Scientists have long attempted to convert the enormous amounts of waste heat generated by power plants, data centers, and cars into electricity via thermoelectric power generators (TEPGs). Scientists know how to convert waste heat into electricity. The problem is how to do so in an efficient manner using a material that justifies the cost of the conversion process.
NASA engineers were looking to save fuel for spacecraft missions using a successful thermoelectric conversion process. As a result, NASA’s Langley Research Center in Hampton, VA, awarded a Phase II Small Business Technology Transfer (STTR) contract to Brimrose Technology Corp. to further develop a promising thermoelectric material and process the company has embarked upon. Brimrose estimates that the process will increase thermoelectric efficiency to 15-20%, compared with the current 5-8% level.

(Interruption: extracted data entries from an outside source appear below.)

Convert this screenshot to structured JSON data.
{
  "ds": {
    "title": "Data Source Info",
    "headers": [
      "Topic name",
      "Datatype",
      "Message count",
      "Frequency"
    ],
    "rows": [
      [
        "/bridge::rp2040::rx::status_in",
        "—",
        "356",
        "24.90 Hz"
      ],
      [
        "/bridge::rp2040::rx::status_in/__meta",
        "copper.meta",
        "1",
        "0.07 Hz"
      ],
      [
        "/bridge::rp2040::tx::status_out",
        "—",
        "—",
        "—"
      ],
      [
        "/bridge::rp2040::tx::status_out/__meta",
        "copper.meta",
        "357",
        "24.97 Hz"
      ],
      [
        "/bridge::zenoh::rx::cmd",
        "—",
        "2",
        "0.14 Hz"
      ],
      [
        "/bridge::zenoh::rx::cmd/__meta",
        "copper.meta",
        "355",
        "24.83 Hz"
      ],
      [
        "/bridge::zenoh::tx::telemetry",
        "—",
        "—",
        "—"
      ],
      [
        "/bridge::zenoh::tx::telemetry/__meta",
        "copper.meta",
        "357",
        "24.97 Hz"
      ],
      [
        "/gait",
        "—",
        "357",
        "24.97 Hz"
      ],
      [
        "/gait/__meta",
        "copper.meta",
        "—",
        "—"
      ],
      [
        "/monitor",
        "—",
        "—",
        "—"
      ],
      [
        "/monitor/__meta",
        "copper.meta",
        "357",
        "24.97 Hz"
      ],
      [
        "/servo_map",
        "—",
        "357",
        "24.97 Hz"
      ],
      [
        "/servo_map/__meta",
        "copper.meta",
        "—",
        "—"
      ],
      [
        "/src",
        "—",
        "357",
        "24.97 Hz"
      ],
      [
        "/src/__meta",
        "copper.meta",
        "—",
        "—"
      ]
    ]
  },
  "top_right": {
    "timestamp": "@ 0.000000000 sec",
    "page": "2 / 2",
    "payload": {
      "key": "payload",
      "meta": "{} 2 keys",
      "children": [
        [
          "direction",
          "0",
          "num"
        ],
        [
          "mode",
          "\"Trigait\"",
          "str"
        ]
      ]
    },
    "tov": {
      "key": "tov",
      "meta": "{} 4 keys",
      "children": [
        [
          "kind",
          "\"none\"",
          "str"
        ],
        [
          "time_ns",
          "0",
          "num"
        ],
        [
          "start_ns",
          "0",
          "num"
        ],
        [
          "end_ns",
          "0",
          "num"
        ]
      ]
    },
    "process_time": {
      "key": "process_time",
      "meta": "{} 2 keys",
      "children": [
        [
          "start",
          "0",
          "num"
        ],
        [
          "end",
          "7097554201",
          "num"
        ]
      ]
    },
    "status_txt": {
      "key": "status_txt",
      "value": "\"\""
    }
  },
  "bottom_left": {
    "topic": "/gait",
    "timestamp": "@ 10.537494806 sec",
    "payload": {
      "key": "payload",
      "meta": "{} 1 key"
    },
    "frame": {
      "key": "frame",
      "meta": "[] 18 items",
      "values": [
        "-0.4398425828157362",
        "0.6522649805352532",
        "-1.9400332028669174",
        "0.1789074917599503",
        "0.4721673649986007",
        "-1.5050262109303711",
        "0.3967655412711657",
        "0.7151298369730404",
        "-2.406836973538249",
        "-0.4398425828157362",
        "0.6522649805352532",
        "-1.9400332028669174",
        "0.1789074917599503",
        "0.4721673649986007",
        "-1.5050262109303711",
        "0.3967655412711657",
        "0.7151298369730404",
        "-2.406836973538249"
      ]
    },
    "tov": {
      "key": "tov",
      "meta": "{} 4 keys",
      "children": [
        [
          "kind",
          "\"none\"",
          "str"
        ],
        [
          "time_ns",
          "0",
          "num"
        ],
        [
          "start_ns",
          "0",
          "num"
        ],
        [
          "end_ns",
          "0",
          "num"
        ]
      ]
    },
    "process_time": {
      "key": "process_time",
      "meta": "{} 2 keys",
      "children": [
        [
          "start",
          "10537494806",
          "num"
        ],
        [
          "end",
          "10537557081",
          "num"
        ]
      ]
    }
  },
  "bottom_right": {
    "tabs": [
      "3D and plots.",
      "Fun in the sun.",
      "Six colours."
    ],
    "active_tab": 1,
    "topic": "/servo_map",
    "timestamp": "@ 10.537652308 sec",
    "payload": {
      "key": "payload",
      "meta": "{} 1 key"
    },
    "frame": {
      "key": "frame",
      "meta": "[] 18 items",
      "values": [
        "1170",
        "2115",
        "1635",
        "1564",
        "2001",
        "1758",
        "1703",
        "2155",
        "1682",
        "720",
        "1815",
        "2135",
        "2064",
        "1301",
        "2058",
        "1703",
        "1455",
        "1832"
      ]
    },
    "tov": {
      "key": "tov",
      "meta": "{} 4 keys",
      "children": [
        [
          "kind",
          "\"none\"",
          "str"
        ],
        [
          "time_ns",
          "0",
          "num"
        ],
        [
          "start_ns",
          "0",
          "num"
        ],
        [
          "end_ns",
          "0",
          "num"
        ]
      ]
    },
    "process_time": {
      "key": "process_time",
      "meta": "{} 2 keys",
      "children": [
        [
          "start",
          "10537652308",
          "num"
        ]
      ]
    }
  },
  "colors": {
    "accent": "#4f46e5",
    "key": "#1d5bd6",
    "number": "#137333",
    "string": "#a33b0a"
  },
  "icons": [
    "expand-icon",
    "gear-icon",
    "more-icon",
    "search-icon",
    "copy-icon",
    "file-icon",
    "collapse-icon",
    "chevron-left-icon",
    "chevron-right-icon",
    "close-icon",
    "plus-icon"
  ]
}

Lead telluride (PbTe) was selected because the compound is highly suitable for the temperature range of 400-1000K, where substantial amounts of waste heat are produced. Doped single crystalline PbTe structures were grown, and homogeneous crystals were achieved. The compound was developed into nanometer-sized powders via ball milling. The powders were sent to Penn State University’s Applied Research Laboratory, where they were consolidated using field assisted spark plasma sintering technology (FAST). Using FAST, the powder is simultaneously compacted and sintered in a graphite die under concurrent load and temperature, as well as high-density current.
The thermoelectric devices were created using the treated compound by developing p-type and n-type compounds joined together by a copper strip on a ceramic plate — a process known as thermocoupling. The assembly was based on a device fabrication technology called flip-chip assembly. Electrical contact technology having low electrical resistance that could withstand significantly elevated temperatures also was developed.
Researchers also engineered a novel heat sink design in which heat can be stored prior to its being turned into electricity, rather than being released into the atmosphere. The heat sink improved heat transport efficiency by up to 250-300%. The result was a TEPG component that researchers estimated was close to reaching theoretical limits of performance.
The second phase of the STTR will focus on designing a mold to allow for the production of a predetermined size of ntype and p-type legs with electrical contacts. Researchers hope to build a TEPG module to demonstrate the generation of 1kW of power.